Cette exigence d’un dépassement rigoureux de l’Absolu posé comme Origine vers l’Absolu comme tel nous permet de comprendre pourquoi les textes shankariens nous parlent pratiquement très peu du « monde intelligible », car il ne s’agit pas tant de saisir dans ce dernier la cause et le modèle du monde sensible, conformément à l’exigence platonicienne, que de retrouver le monde « entier » à la fois sensible et intelligible comme essentiellement non différent de l’Absolu. Si l’âme et le monde tels qu’ils sont saisis dans l’expérience conditionnée par l’illusion cosmique ne peuvent manquer d’apparaître d’abord pour la conscience en quête de l’Absolu comme distinct de ce dernier, toute réalité dérivée, quelle qu’elle soit, apparaît en définitive, c’est-à-dire du point de vue de cet Absolu auquel s’est identifiée la subjectivité connaissante, rigoureusement identique à lui. Ceci nous permet de comprendre pourquoi le Sage non-dualiste selon le Védânta n’a plus besoin de rentrer en soi-même pour chercher un « contact » avec l’Un, puisque après avoir « réalisé » par son intériorisation radicale son identité avec le Soi, il est capable de voir en toute chose non seulement un effet du Brahman, mais Brahman lui-même : « Le Sage... trouve à tout instant, en son propre Soi, le parfait contentement, et en tant que Totalité, il est réellement présent en chaque être et en chaque chose », nous dit Shankara [4]. Et cela ne signifie d’ailleurs nullement que la plénitude de la beauté « cosmique » se trouve abolie ; elle semble au contraire trouver paradoxalement dans cette intériorisation préalable son véritable fondement. La beauté du monde sensible lui-même peut être alors sentie et vécue sans risque d’idolâtrie. Le sage n’a plus besoin de la dépasser vers la beauté intelligible qui serait seule véritable, comme dans l’optique plotinienne, car il découvre indifféremment à travers chaque chose un reflet de l’Absolu. Il n’y a plus alors de hiérarchie ontologique, mais l’omniprésence absolue de l’Un dans la totalité d’un monde qui lui est rigoureusement identique. C’est grâce au détachement contemplatif à l’égard des formes limitées que le Sage peut découvrir toute la plénitude dont les formes en tant que telles sont capables, au delà des distinctions entre l’unité et la multiplicité, entre l’intelligible et le sensible, etc.

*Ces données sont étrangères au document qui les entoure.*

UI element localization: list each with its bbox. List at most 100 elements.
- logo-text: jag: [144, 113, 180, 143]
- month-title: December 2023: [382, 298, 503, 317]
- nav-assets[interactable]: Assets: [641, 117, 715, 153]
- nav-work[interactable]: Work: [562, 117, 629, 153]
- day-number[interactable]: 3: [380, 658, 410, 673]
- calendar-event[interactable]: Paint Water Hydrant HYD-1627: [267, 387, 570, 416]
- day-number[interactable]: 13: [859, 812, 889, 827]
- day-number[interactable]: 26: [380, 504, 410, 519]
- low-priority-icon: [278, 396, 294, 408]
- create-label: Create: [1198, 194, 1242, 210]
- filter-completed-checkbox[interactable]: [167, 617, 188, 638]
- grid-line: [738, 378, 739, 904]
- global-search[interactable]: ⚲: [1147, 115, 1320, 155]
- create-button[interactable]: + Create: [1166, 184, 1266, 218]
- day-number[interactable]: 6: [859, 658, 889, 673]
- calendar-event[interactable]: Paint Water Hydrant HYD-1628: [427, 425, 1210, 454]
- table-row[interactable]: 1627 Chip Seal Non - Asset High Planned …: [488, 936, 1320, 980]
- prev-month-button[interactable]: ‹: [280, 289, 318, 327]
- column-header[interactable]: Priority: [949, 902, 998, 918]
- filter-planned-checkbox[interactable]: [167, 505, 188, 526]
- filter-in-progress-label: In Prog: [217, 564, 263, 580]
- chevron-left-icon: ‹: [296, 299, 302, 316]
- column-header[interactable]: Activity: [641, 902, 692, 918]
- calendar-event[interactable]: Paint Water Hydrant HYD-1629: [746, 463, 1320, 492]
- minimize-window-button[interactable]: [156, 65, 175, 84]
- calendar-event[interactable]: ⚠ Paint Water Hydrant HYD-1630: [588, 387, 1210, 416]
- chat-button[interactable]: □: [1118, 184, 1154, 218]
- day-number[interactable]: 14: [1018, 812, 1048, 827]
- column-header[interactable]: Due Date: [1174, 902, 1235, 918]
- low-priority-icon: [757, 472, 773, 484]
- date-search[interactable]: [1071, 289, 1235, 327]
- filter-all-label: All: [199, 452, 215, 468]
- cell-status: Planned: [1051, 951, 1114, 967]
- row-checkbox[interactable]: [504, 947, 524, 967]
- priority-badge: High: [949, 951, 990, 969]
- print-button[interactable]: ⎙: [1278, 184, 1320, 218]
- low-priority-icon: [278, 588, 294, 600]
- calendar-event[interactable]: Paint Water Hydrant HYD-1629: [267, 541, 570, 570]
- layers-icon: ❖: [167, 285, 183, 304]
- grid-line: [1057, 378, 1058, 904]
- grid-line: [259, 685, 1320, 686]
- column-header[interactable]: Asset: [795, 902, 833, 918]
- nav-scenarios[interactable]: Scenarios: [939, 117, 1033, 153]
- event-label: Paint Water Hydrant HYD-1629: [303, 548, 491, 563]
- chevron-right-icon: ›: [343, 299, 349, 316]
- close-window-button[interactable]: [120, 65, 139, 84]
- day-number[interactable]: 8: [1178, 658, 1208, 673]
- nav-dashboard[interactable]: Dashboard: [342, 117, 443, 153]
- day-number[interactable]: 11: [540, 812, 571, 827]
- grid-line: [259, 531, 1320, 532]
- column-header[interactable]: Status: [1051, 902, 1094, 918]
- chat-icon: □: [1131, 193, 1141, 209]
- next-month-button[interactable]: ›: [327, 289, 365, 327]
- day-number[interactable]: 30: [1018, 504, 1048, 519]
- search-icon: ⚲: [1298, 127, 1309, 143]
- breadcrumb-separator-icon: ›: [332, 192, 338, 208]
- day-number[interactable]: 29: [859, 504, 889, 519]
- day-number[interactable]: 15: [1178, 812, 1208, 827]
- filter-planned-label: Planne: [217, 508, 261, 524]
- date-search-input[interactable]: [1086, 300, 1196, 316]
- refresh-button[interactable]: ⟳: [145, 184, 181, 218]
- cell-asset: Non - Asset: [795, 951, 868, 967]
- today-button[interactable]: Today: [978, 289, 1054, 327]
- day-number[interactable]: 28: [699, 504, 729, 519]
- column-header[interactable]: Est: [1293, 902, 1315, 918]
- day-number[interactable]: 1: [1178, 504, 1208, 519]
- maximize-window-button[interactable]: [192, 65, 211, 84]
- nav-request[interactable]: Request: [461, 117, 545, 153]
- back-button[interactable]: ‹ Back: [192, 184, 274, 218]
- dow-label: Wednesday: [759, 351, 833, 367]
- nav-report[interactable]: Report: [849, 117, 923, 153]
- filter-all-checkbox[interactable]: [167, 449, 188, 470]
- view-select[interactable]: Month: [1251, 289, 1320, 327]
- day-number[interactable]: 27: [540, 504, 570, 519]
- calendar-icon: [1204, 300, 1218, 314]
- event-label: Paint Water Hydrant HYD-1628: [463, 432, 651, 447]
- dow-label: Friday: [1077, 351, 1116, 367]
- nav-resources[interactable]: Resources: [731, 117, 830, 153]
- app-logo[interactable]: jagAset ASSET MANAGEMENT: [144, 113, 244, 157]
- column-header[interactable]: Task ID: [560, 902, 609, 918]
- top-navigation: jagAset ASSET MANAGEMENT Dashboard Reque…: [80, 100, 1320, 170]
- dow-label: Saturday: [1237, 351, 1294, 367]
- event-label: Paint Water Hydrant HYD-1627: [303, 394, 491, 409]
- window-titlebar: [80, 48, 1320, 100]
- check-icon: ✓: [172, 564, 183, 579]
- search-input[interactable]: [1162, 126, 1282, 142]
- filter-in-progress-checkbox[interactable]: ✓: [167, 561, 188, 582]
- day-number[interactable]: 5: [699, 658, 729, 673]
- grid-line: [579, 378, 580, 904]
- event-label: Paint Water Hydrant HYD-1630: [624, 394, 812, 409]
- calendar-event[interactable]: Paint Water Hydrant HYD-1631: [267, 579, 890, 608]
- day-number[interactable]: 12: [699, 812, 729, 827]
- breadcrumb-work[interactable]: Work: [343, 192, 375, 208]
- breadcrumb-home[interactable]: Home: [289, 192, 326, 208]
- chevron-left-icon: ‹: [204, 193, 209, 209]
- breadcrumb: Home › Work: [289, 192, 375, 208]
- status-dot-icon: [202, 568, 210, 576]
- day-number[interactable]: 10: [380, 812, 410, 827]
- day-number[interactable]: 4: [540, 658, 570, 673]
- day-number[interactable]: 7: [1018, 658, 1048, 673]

L’attachement à l’égard du monde intelligible qui nous paraît déterminer chez Plotin l’aspect de transcendance d’extériorité de l’Un conduit à un langage qui n’implique pas effectivement, mais qui pourrait paraître impliquer, une sorte de mépris à l’égard du « sensible », et partant, une extériorité du sensible et de la mati  ère, corrélative de l’extériorité de l’Un. Le dualisme des gnostiques est la preuve du danger constitué par la perspective métaphysique pour une mentalité qui n’est pas assez radicalement contemplative, c’est-à-dire insuffisamment purifiée de tout attachement à l’égard de « l’Etant », insuffisamment disponible à l’égard de « l’Etre ». Le génie de Plotin nous paraît avoir surmonté ce risque, mais ce dernier n’en reste pas moins apparent dans son œuvre. La crainte, la haine, ou le mépris du multiple, apparaissent comme l’envers obligé de l’attachement au monde. C’est le dépassement de cette ambiguïté qui nous paraît constituer l’un des traits les plus significatifs de la métaphysique orientale, et notamment védantique, au delà de ce « pessimisme » que l’on nous a longtemps dressés à y voir.


[1Cf. Le plus beau fleuron de la Discrimination. Trad. Sauton, par. 435, p. 115 (Maisonneuve).

[2Pour reprendre la vigoureuse expression de Jean Wahl.

[3Cf. Commentaire à la Mandukyopanishad. Trad. Sauton (Maisonneuve), ch. 4, par. 25, p. 333 : « Du point de vue de la réalité suprême, la prétendue cause n’est pas une cause. »

[4Cf. le plus beau fleuron, o. c. par. 541, p. 138.